我做了些什么呢——把事情弄得一团糟,也许使这孩子终身残疾。我真是好样儿的了,反倒去抱怨别人的行为。
但我还是继续责备他,说起话来毫无顾忌。
「我来这儿以后,」我接着说,「没过多久,就了解了这里的情形。这个可怜的、失去母亲的孩子挨饿。噢,我知道,在特定的间隔时间,她有肉汤、面包和黄油。但是除了**的饥饿之外,还有另外一种饥饿。她极其需要慈爱,这是她可能指望从一位家长那儿得到的,而且如你所见到的,她准备冒着生命危险去赢得。」
「利小姐,我求求你,请你平静下来,千万理智些。你是在对我说阿尔文那样做——」
但是我不让他说下去。「她那样做是为了你。她认为那样做会让你高兴。她已经练习了几个星期了。」
「原来这样。」他说。然后他从衣袋里取出手帕替我拭泪。「你没有意识到这一点,利小姐,」他几乎是温存地说道,「可是你的面颊上都是泪。」
我从他手里接过手帕,忿忿地擦去眼泪。
「这些都是气愤的眼泪。」我说。
「也是悲伤的眼泪。亲爱的利小姐,我认为你很爱阿尔文。」
「她是个孩子,」我说,「我的职责就是关照她。天知道,很少有别的人会这样做。」
「我明白,」他回答,「我一直以一种不可宽恕的态度对待她。」
「如果你是有感情的话,你怎么能……?你亲生的女儿!她失去了母亲,你难道不知道正是因为她妈妈的离世,她才需要特别的关怀么?」
这时他说了一句令人吃惊的话:「利小姐,你来这儿教了阿尔文,可是,我认为你还教了我不少。」
我惊愕地望着他,手里握着他的手帕,停在离我满是泪痕的脸几英寸远的地方,这时塞莱斯蒂尼·南斯洛克走了进来。

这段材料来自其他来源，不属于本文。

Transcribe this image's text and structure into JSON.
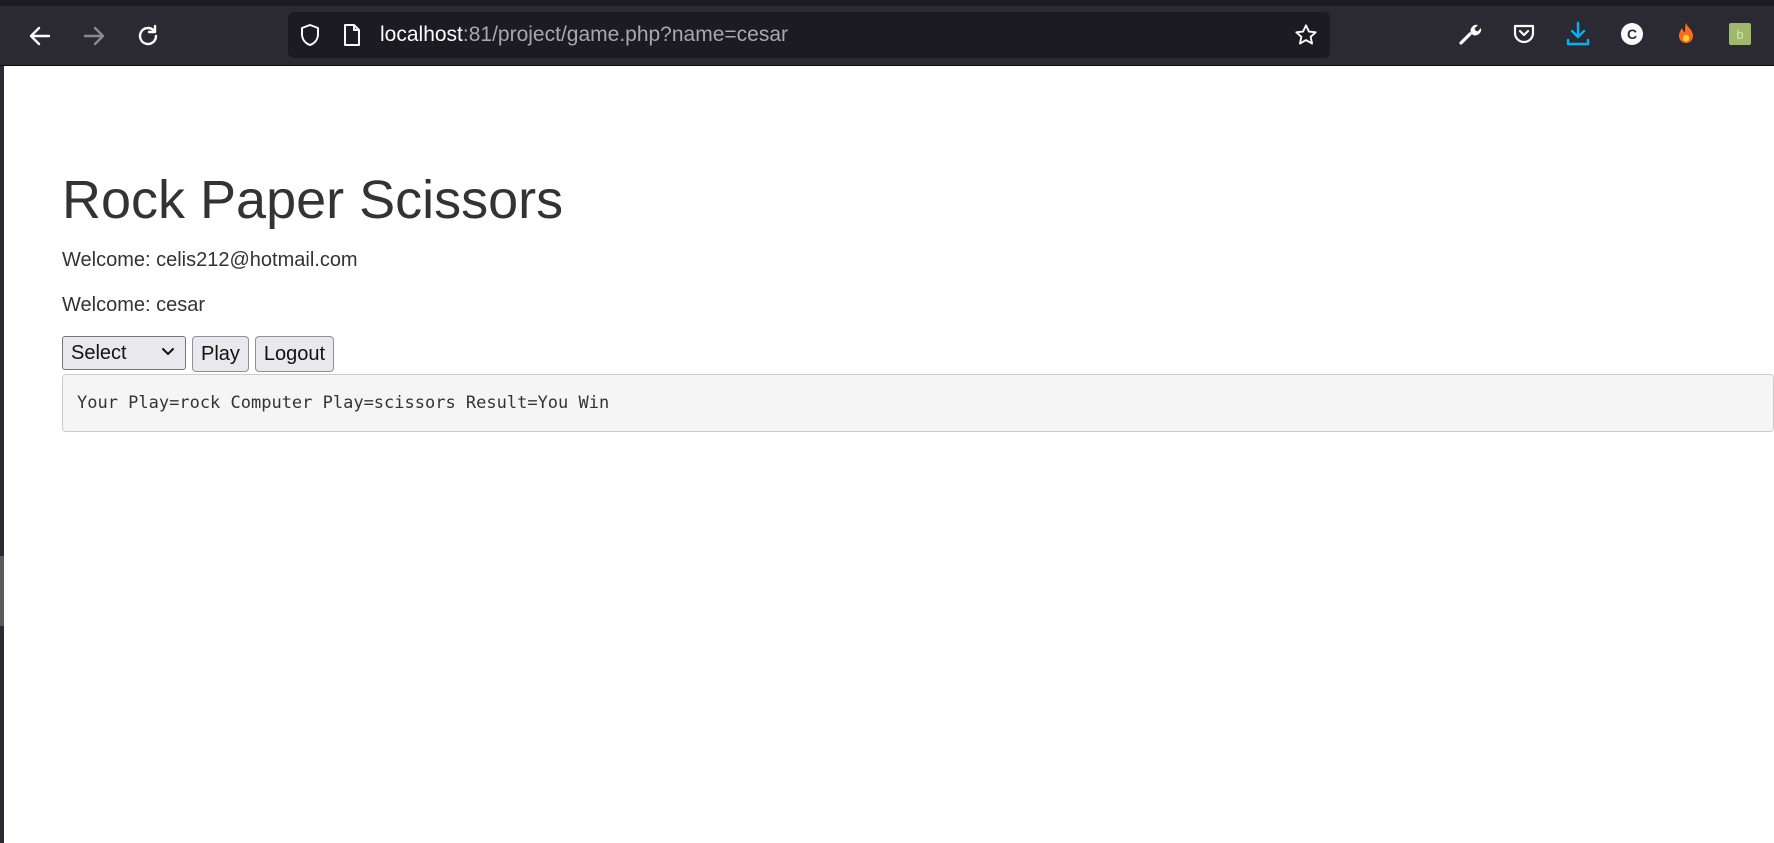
{
  "browser": {
    "url_host": "localhost",
    "url_rest": ":81/project/game.php?name=cesar",
    "icons": {
      "back": "arrow-left-icon",
      "forward": "arrow-right-icon",
      "reload": "reload-icon",
      "shield": "shield-icon",
      "page": "page-icon",
      "bookmark": "star-icon",
      "tools": "wrench-icon",
      "pocket": "pocket-icon",
      "downloads": "download-icon",
      "extension_c": "c-extension-icon",
      "extension_fire": "fire-extension-icon",
      "extension_green": "green-extension-icon"
    },
    "colors": {
      "toolbar_bg": "#2b2a33",
      "urlbar_bg": "#1c1b22",
      "download_accent": "#00b3f4"
    }
  },
  "page": {
    "title": "Rock Paper Scissors",
    "welcome_email": "Welcome: celis212@hotmail.com",
    "welcome_name": "Welcome: cesar",
    "select_value": "Select",
    "play_label": "Play",
    "logout_label": "Logout",
    "result_text": "Your Play=rock Computer Play=scissors Result=You Win"
  }
}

她带有几分惊讶地望着我,但是一瞬间。然后她嚷叫起来:「我听说出了一件什么可怕的事?」
「出了一个事故,塞莱斯特,」康南说,「阿尔文摔下来了。」
「噢,不!」塞莱斯蒂尼发出一声凄惨的喊叫,「什么……在哪里……」
「她在自己卧室里,」康南解释道,「彭杰利医生已给她的腿定了位。可怜的孩子,这时她睡着了。他给她吃了药,让她睡觉。几个钟头之后医生还要来的。」
「可是伤势严重到……?」
「他也说不准。不过以前我见过象这样的事故,我相信她会好的。」
我不知道他说这话到底是出自本意还是只不过为了安慰心烦意乱的塞莱斯蒂尼。我从感情上是很亲近她的,我认为,她是唯一真心实意怜爱阿尔文的人。
「可怜的利小姐心里十分难过,」康南说,「我猜想她认为是她的过错。我实在想让她放心,我根本不是这样看待的。」
我的过错!但是我教孩子骑马有什么过错?已经教了她,那参加赛马又有什么害处?